Novidades Na estação experimental sobre novas variedades, durante o dia de campo, foram mostrados os pré-lançamentos BRS 213 e BRS 216, especiais para consumo humano. A primeira possui sabor mais suave que as cultivares tradicionais porque é isenta de lipoxigenases, enzimas responsáveis pelo gosto de feijão cru característico da soja. A BRS 216 possui o mesmo sabor que as variedades tradicionais, mas é ideal para produção de Natô, alimento bastante consumido por japoneses.
Também foram lançadas a variedade precoce BRS 212, caracterizada por pouco acamamento e boa resistência a doenças; e BRS 214 e BRS 215, de ciclo mais longo e adequadas para regiões quentes. As três estarão disponíveis aos produtores em três anos.

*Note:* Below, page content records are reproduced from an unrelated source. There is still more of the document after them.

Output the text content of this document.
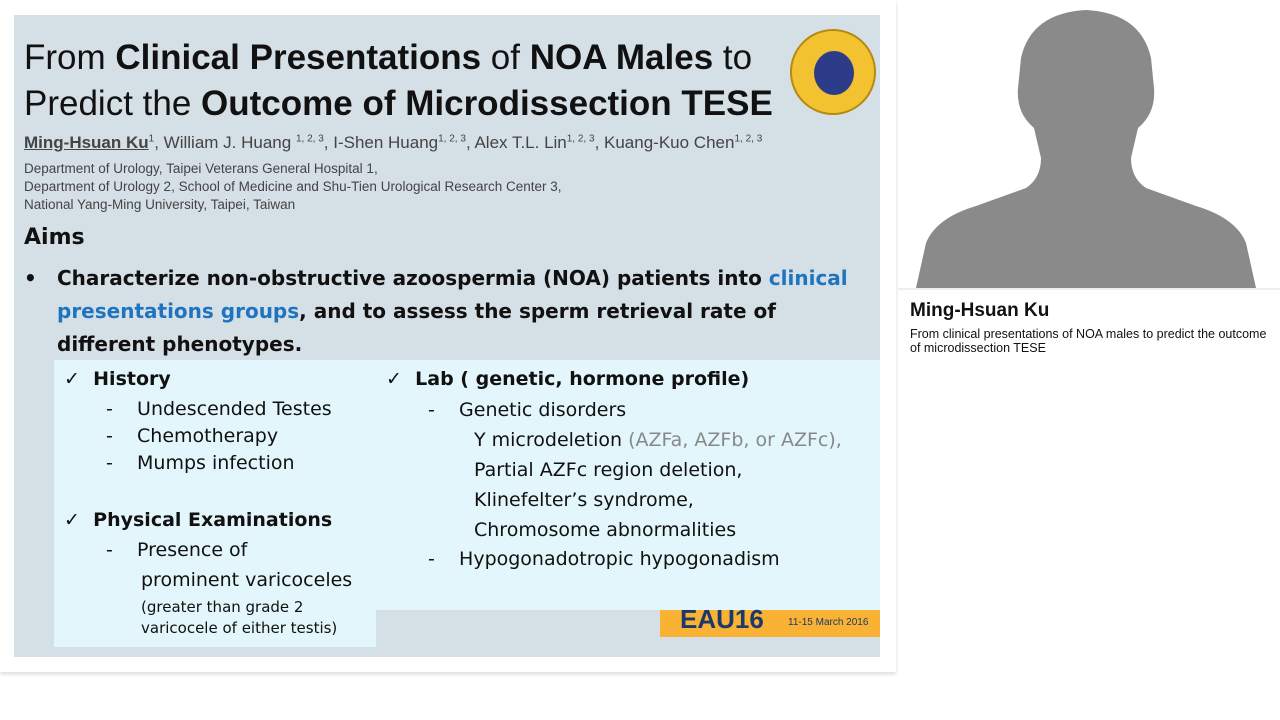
From Clinical Presentations of NOA Males to
Predict the Outcome of Microdissection TESE
Ming-Hsuan Ku$^1$, William J. Huang $^{1, 2, 3}$, I-Shen Huang$^{1, 2, 3}$, Alex T.L. Lin$^{1, 2, 3}$, Kuang-Kuo Chen$^{1, 2, 3}$
Department of Urology, Taipei Veterans General Hospital 1,
Department of Urology 2, School of Medicine and Shu-Tien Urological Research Center 3,
National Yang-Ming University, Taipei, Taiwan
Aims
• Characterize non-obstructive azoospermia (NOA) patients into clinical presentations groups, and to assess the sperm retrieval rate of different phenotypes.
EAU16 11-15 March 2016
✓ History
- Undescended Testes
- Chemotherapy
- Mumps infection
✓ Physical Examinations
- Presence of
prominent varicoceles
(greater than grade 2
varicocele of either testis)
✓ Lab ( genetic, hormone profile)
- Genetic disorders
Y microdeletion (AZFa, AZFb, or AZFc),
Partial AZFc region deletion,
Klinefelter’s syndrome,
Chromosome abnormalities
- Hypogonadotropic hypogonadism
Ming-Hsuan Ku
From clinical presentations of NOA males to predict the outcome of microdissection TESE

Entre as variedades já existentes no mercado, foram apresentadas a BRS 183 (sem acamamento e com boa resistência a doenças) e a BRS 184, que permite plantio em meados de outubro, possibilitando o cultivo posterior de milho safrinha.
Agrotóxicos Pela primeira vez, o dia de campo da Embrapa reservou uma estação experimental para tratar da utilização correta dos agrotóxicos. De acordo com Fernando Adegas, pesquisador da Embrapa e da Emater, o objetivo foi esclarecer sobre os cuidados necessários à administração desses produtos, o que inclui desde a compra com base em diagnóstico de um agrônomo, até a adoção de medidas de segurança na aplicação e o correto descarte das embalagens para evitar a poluição do meio ambiente.
Adegas e o professor Adelino Pelissari, da UFPR, que também é coordenador científico do programa estadual Terra Limpa, esclareceram sobre a lei que instituiu o Programa Nacional de Recolhimento de Embalagens de Agrotóxicos, que começa a valer em 1º de junho. De acordo com a nova lei, cabe ao agricultor efetuar a tríplice lavagem e entregar as embalagens nos locais previamente indicados, além de guardar o seu comprovante de entrega por um ano. O revendedor é responsável por recolher as embalagens e a indústria, pela reciclagem ou incineração dos recipientes.